La casa donde iban a cenar estaba a pocos metros de la suya y los señores Darling fueron caminando. Eran las únicas personas que había en la calle y todas las estrellas los miraban.

Las estrellas son hermosas, pero solo pueden observar. Es un castigo que les impusieron por algo que hicieron hace tanto tiempo que ya ninguna recuerda por qué fue. Por eso, las más viejas casi nunca hablan (el parpadeo es el lenguaje de las estrellas), pero las pequeñas todavía lo intentan.

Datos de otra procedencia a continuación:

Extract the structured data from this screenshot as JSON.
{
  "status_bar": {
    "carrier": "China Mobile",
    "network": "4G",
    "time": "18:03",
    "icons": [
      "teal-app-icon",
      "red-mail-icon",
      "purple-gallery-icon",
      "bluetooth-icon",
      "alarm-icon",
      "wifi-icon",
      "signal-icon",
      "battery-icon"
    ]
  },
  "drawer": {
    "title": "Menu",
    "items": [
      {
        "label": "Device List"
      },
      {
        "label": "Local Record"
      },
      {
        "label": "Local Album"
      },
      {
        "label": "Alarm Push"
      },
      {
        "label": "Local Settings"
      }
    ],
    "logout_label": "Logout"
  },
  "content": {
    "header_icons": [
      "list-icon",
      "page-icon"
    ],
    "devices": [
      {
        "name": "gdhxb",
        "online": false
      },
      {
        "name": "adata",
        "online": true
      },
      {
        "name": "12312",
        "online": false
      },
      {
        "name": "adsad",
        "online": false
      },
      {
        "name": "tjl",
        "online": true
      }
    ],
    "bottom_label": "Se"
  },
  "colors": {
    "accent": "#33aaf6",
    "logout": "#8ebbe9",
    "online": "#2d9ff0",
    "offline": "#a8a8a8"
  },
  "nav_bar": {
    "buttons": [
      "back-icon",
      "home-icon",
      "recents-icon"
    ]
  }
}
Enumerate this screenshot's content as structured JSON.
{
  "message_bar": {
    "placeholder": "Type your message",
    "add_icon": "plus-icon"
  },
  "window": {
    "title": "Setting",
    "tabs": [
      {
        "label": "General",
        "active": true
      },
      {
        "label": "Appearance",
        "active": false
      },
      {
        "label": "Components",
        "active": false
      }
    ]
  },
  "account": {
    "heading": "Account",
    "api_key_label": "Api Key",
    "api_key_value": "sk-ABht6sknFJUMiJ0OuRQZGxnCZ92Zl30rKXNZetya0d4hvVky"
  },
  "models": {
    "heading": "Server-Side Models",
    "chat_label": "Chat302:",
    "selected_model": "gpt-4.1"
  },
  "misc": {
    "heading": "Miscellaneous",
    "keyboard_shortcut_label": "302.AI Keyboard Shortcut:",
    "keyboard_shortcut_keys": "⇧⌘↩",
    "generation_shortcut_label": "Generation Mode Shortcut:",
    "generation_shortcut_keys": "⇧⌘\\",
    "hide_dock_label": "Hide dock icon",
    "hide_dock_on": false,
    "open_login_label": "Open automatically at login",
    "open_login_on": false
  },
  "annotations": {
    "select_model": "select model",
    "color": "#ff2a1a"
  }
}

No es que las estrellas sean realmente amigas de Peter (él tiene la traviesa costumbre de acercarse sigilosamente por detrás y tratar de apagarlas de un soplido). Pero como les gusta tanto divertirse, esa noche se pusieron de su lado y estaban deseando que los mayores se quitaran de en medio. Así que, apenas el señor y la señora Darling entraron en la casa de los vecinos, hubo una conmoción en el cielo y la más pequeña de todas gritó:

–¡Ahora, Peter!

Cuando el señor y la señora Darling se fueron, los veladores de los tres niños siguieron encendidos un rato. Pero la lamparita de Wendy parpadeó y soltó un bostezo tal, que las otras dos también bostezaron. Y antes de cerrar la boca, las tres se habían apagado.